Example of return_types parameter string - symbol:string ask_price:float bid_price:fload ask_count:int bid_count:int is_trade:bool quote_time:timestamp trade_date:date

You need to use correct output setter for each column (setString, setInt, setFloat, setDate, setTime, setTimestamp) and column index.

You need to specify over() clause.

Note that over() can have partitioning and order clauses inside, which can be very powerful, same as for Vertica analytical functions.

Transform function can be the only one in select clause.

setNull now takes parameter - return column index

More examples

Let's copy all column from input to output, and add to output one column with int datatype and value - number of columns in source. We will use wildcard for source columns.

select dyn_python(v.* using parameters
copy_columns='y',
result_columns='c_cnt:int',
code='
while True:
for ind in range(_s_column_count):
res_writer.copyFromInput(ind, arg_reader, ind)
res_writer.setInt(_r_c_cnt, _r_column_count)    
res_writer.next()    
if not arg_reader.next():
break
'
) over() from
(select 'a' cl1, 1 cl2, sysdate cur_dt) v;

We added to output all input columns (copy_columns='y'), and added to output column c_int of type int (result_columns='c_int:int').
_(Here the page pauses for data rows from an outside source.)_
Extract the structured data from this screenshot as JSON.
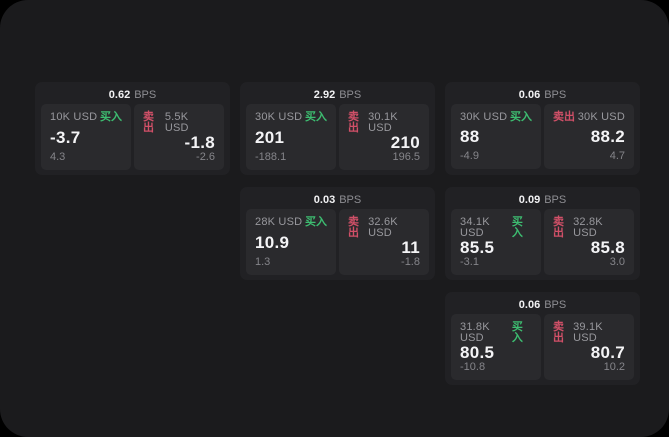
{
  "labels": {
    "unit": "BPS",
    "buy": "买入",
    "sell": "卖出"
  },
  "colors": {
    "page_background": "#000000",
    "window_background": "#1b1b1d",
    "card_background": "#212124",
    "tile_background": "#2a2a2d",
    "buy_green": "#3dbd71",
    "sell_red": "#d15068",
    "primary_text": "#f4f4f6",
    "secondary_text": "#98989d",
    "tertiary_text": "#85858a"
  },
  "cards": [
    {
      "bps": "0.62",
      "buy": {
        "amount": "10K USD",
        "price": "-3.7",
        "delta": "4.3"
      },
      "sell": {
        "amount": "5.5K USD",
        "price": "-1.8",
        "delta": "-2.6"
      }
    },
    {
      "bps": "2.92",
      "buy": {
        "amount": "30K USD",
        "price": "201",
        "delta": "-188.1"
      },
      "sell": {
        "amount": "30.1K USD",
        "price": "210",
        "delta": "196.5"
      }
    },
    {
      "bps": "0.06",
      "buy": {
        "amount": "30K USD",
        "price": "88",
        "delta": "-4.9"
      },
      "sell": {
        "amount": "30K USD",
        "price": "88.2",
        "delta": "4.7"
      }
    },
    {
      "bps": "0.03",
      "buy": {
        "amount": "28K USD",
        "price": "10.9",
        "delta": "1.3"
      },
      "sell": {
        "amount": "32.6K USD",
        "price": "11",
        "delta": "-1.8"
      }
    },
    {
      "bps": "0.09",
      "buy": {
        "amount": "34.1K USD",
        "price": "85.5",
        "delta": "-3.1"
      },
      "sell": {
        "amount": "32.8K USD",
        "price": "85.8",
        "delta": "3.0"
      }
    },
    {
      "bps": "0.06",
      "buy": {
        "amount": "31.8K USD",
        "price": "80.5",
        "delta": "-10.8"
      },
      "sell": {
        "amount": "39.1K USD",
        "price": "80.7",
        "delta": "10.2"
      }
    }
  ]
}
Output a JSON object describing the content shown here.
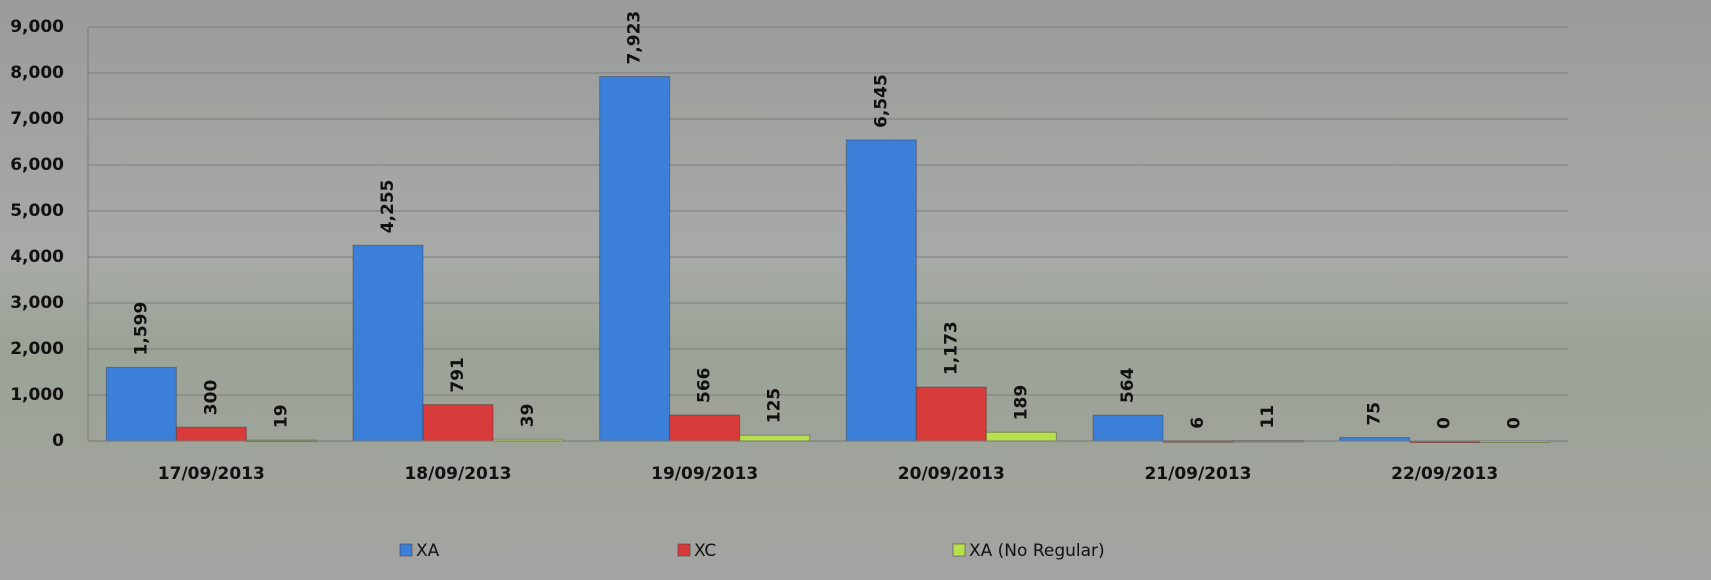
{
  "chart_data": {
    "type": "bar",
    "categories": [
      "17/09/2013",
      "18/09/2013",
      "19/09/2013",
      "20/09/2013",
      "21/09/2013",
      "22/09/2013"
    ],
    "series": [
      {
        "name": "XA",
        "color": "#3b7fd9",
        "values": [
          1599,
          4255,
          7923,
          6545,
          564,
          75
        ],
        "value_labels": [
          "1,599",
          "4,255",
          "7,923",
          "6,545",
          "564",
          "75"
        ]
      },
      {
        "name": "XC",
        "color": "#d93a3a",
        "values": [
          300,
          791,
          566,
          1173,
          6,
          0
        ],
        "value_labels": [
          "300",
          "791",
          "566",
          "1,173",
          "6",
          "0"
        ]
      },
      {
        "name": "XA (No Regular)",
        "color": "#b8e04c",
        "values": [
          19,
          39,
          125,
          189,
          11,
          0
        ],
        "value_labels": [
          "19",
          "39",
          "125",
          "189",
          "11",
          "0"
        ]
      }
    ],
    "ylim": [
      0,
      9000
    ],
    "yticks": [
      0,
      {
        "value": 1000,
        "label": "1,000"
      },
      {
        "value": 2000,
        "label": "2,000"
      },
      {
        "value": 3000,
        "label": "3,000"
      },
      {
        "value": 4000,
        "label": "4,000"
      },
      {
        "value": 5000,
        "label": "5,000"
      },
      {
        "value": 6000,
        "label": "6,000"
      },
      {
        "value": 7000,
        "label": "7,000"
      },
      {
        "value": 8000,
        "label": "8,000"
      },
      {
        "value": 9000,
        "label": "9,000"
      }
    ],
    "grid": true,
    "legend": "bottom"
  }
}
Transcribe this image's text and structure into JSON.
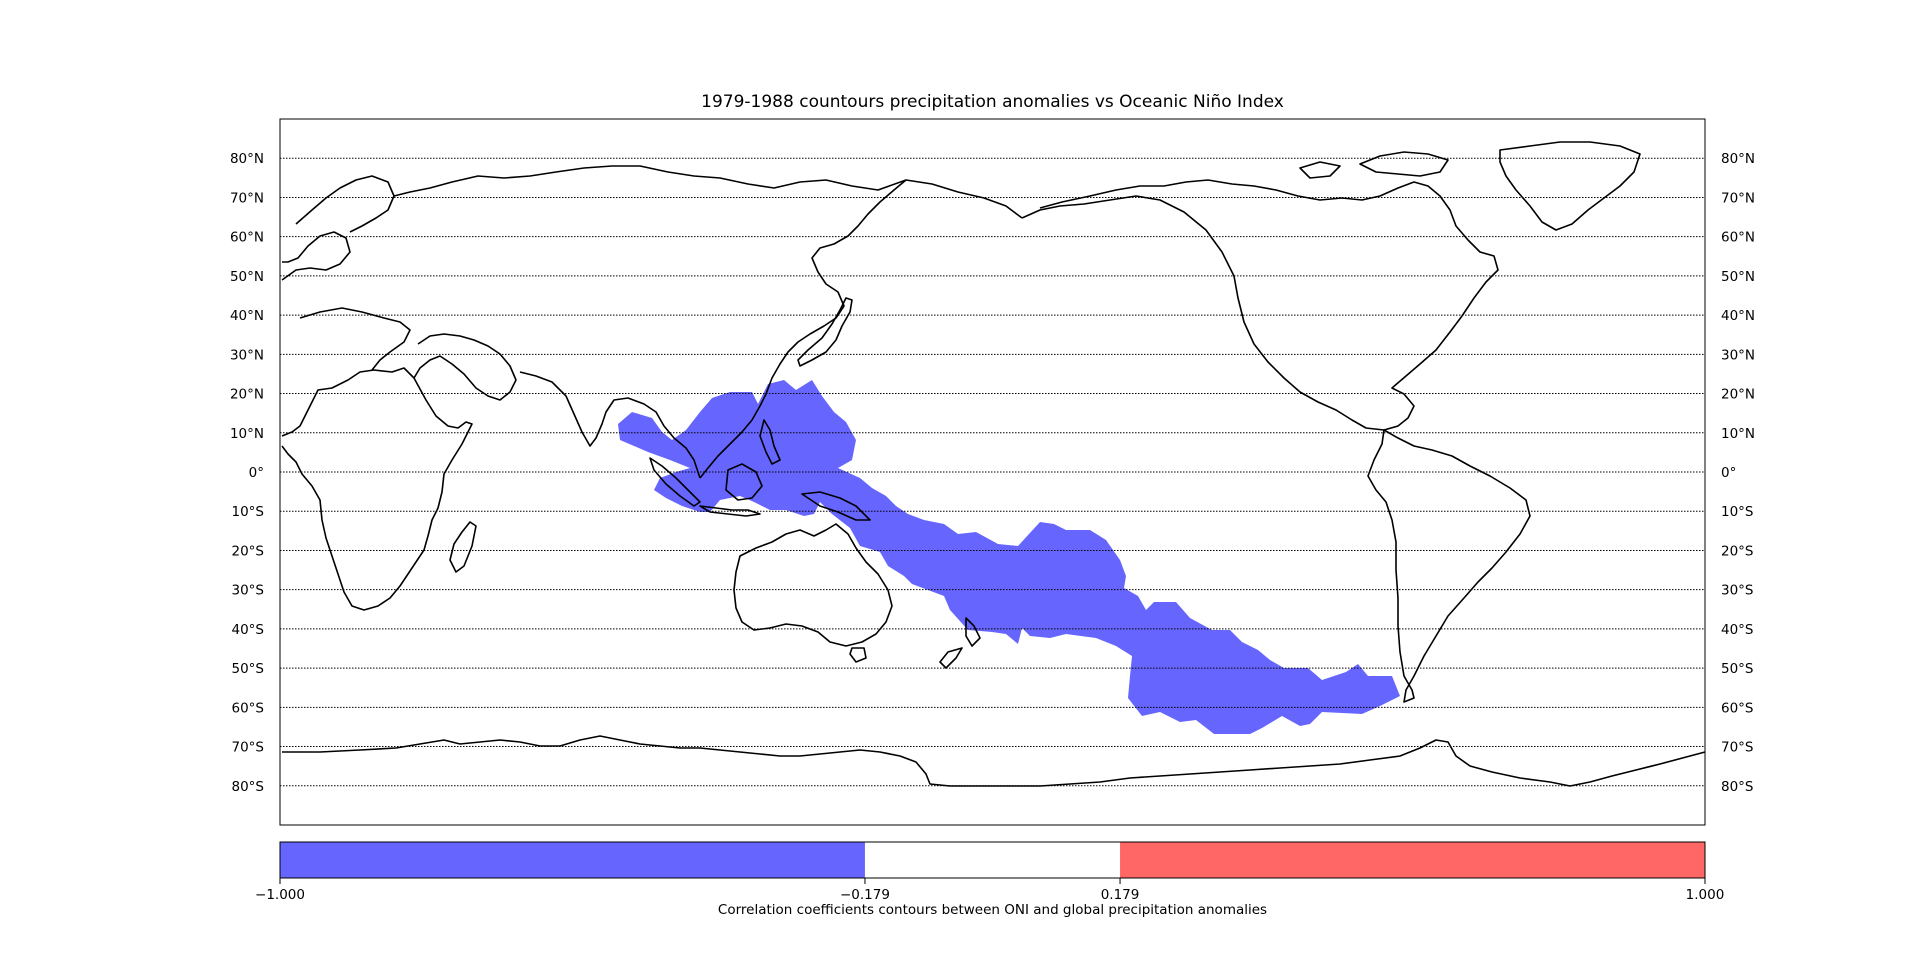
{
  "figure": {
    "title": "1979-1988 countours precipitation anomalies vs Oceanic Niño Index"
  },
  "map": {
    "projection": "cylindrical, centered on 180°",
    "lon_range": [
      0,
      360
    ],
    "lat_range": [
      -90,
      90
    ],
    "parallels": [
      80,
      70,
      60,
      50,
      40,
      30,
      20,
      10,
      0,
      -10,
      -20,
      -30,
      -40,
      -50,
      -60,
      -70,
      -80
    ],
    "lat_labels": [
      "80°N",
      "70°N",
      "60°N",
      "50°N",
      "40°N",
      "30°N",
      "20°N",
      "10°N",
      "0°",
      "10°S",
      "20°S",
      "30°S",
      "40°S",
      "50°S",
      "60°S",
      "70°S",
      "80°S"
    ],
    "gridline_style": "dotted",
    "coastline_color": "#000000",
    "anomaly_region": {
      "category": "negative correlation (-1.000 to -0.179)",
      "color": "#6666ff",
      "description_area": "Maritime continent through South Pacific Convergence Zone"
    }
  },
  "colorbar": {
    "ticks": [
      "−1.000",
      "−0.179",
      "0.179",
      "1.000"
    ],
    "segments": [
      {
        "from": -1.0,
        "to": -0.179,
        "color": "#6666ff"
      },
      {
        "from": -0.179,
        "to": 0.179,
        "color": "#ffffff"
      },
      {
        "from": 0.179,
        "to": 1.0,
        "color": "#ff6666"
      }
    ],
    "label": "Correlation coefficients contours between ONI and global precipitation anomalies"
  }
}
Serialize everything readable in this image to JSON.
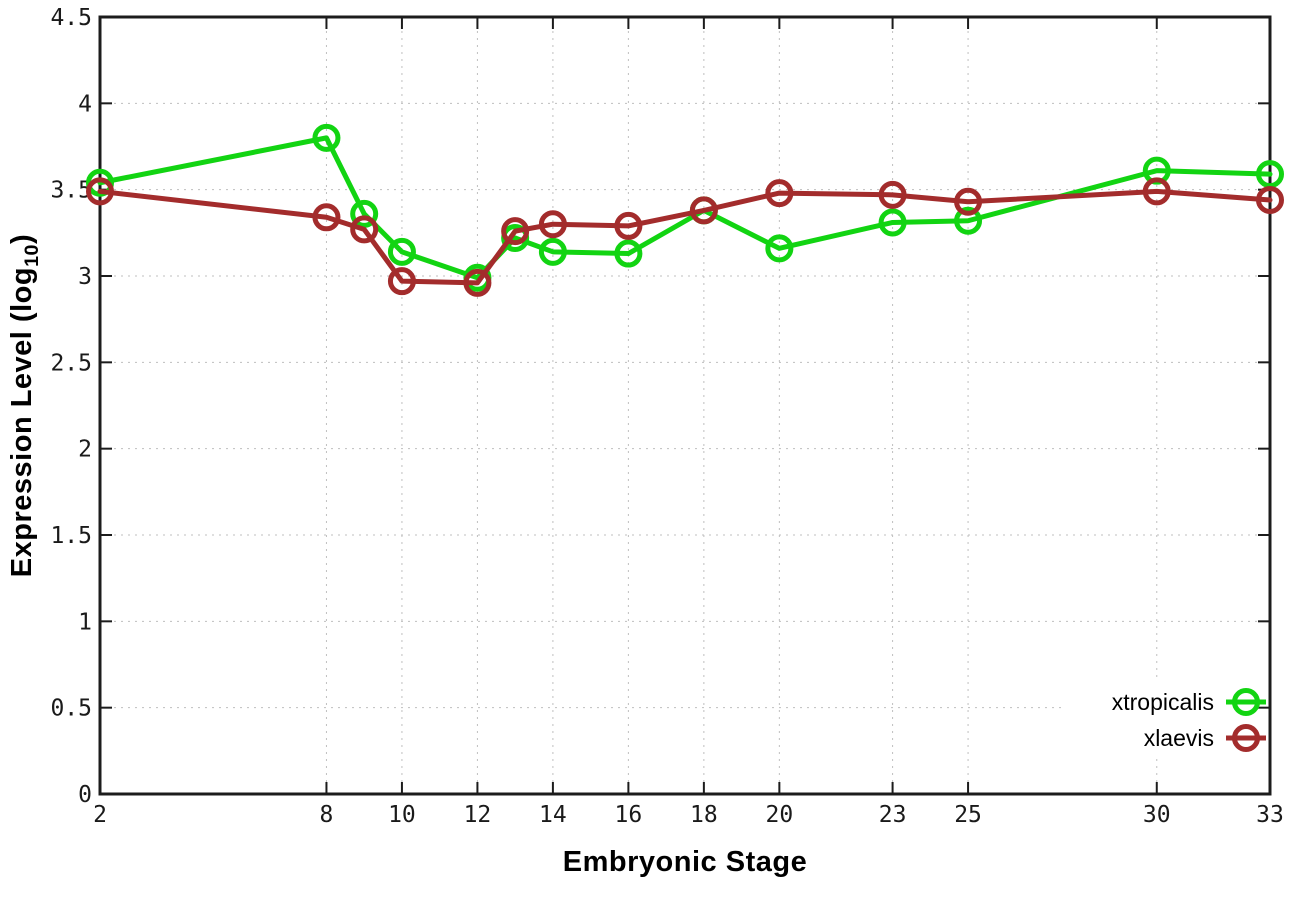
{
  "figure": {
    "background": "#ffffff",
    "border_color": "#1c1c1c",
    "grid_color": "#bfbfbf",
    "tick_label_color": "#1a1a1a"
  },
  "chart_data": {
    "type": "line",
    "title": "",
    "xlabel": "Embryonic Stage",
    "ylabel": "Expression Level (log10)",
    "ylabel_parts": {
      "main": "Expression Level (log",
      "sub": "10",
      "close": ")"
    },
    "xlim": [
      2,
      33
    ],
    "ylim": [
      0,
      4.5
    ],
    "x_ticks": [
      2,
      8,
      10,
      12,
      14,
      16,
      18,
      20,
      23,
      25,
      30,
      33
    ],
    "y_ticks": [
      "0",
      "0.5",
      "1",
      "1.5",
      "2",
      "2.5",
      "3",
      "3.5",
      "4",
      "4.5"
    ],
    "grid": true,
    "marker": "open-circle",
    "legend_position": "bottom-right",
    "x": [
      2,
      8,
      9,
      10,
      12,
      13,
      14,
      16,
      18,
      20,
      23,
      25,
      30,
      33
    ],
    "series": [
      {
        "name": "xtropicalis",
        "color": "#12d412",
        "values": [
          3.54,
          3.8,
          3.36,
          3.14,
          2.99,
          3.22,
          3.14,
          3.13,
          3.38,
          3.16,
          3.31,
          3.32,
          3.61,
          3.59
        ]
      },
      {
        "name": "xlaevis",
        "color": "#a32c2c",
        "values": [
          3.49,
          3.34,
          3.27,
          2.97,
          2.96,
          3.26,
          3.3,
          3.29,
          3.38,
          3.48,
          3.47,
          3.43,
          3.49,
          3.44
        ]
      }
    ]
  }
}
We have variables _s_column_count and _r_column_count, they contain number of columns in input (_s_column_count) and output (_r_column_count).

They are being used to loop through all input columns.

To access additional output column c_int, we are using variable _r_c_int that contains index of this column. For each input column, we have column index in variables s<input_column_name>. If you request copy of input columns to output, output column index will be same as input, you can use s<input_column_name> (input and output column name is same when you copy_columns). For additional output columns, you have variables r<output_column_name> with their index. They are for use in column setters and getters, they are taking column index as first argument.

Additional output column c_int is set with number of columns in output.

Other notes

  • Transform function is compiling Python code for each partition, which can be a performance hit.

  • You can use Python raise ValueError() exception to stop SQL execution and report error to user

  • If you need to import some module, do it in first line of Python code snippet

  • Indent from 0 your Python

  • If you need more complicated program, moving to dynamic Java would be a good idea, due to muuch better performance and full-blown functionality

Internal Vertica code that implements Dynamic Python is 19 lines, 2 of them are blank lines

Conclusion

Dynamic programming interface is very nicely compliment expression power of SQL, and allow to express problems that are not possible with set-oriented SQL.

Correct use of SQL and Dynamic Python mix can significantly speed up SQL execution and greatly simplify SQL text.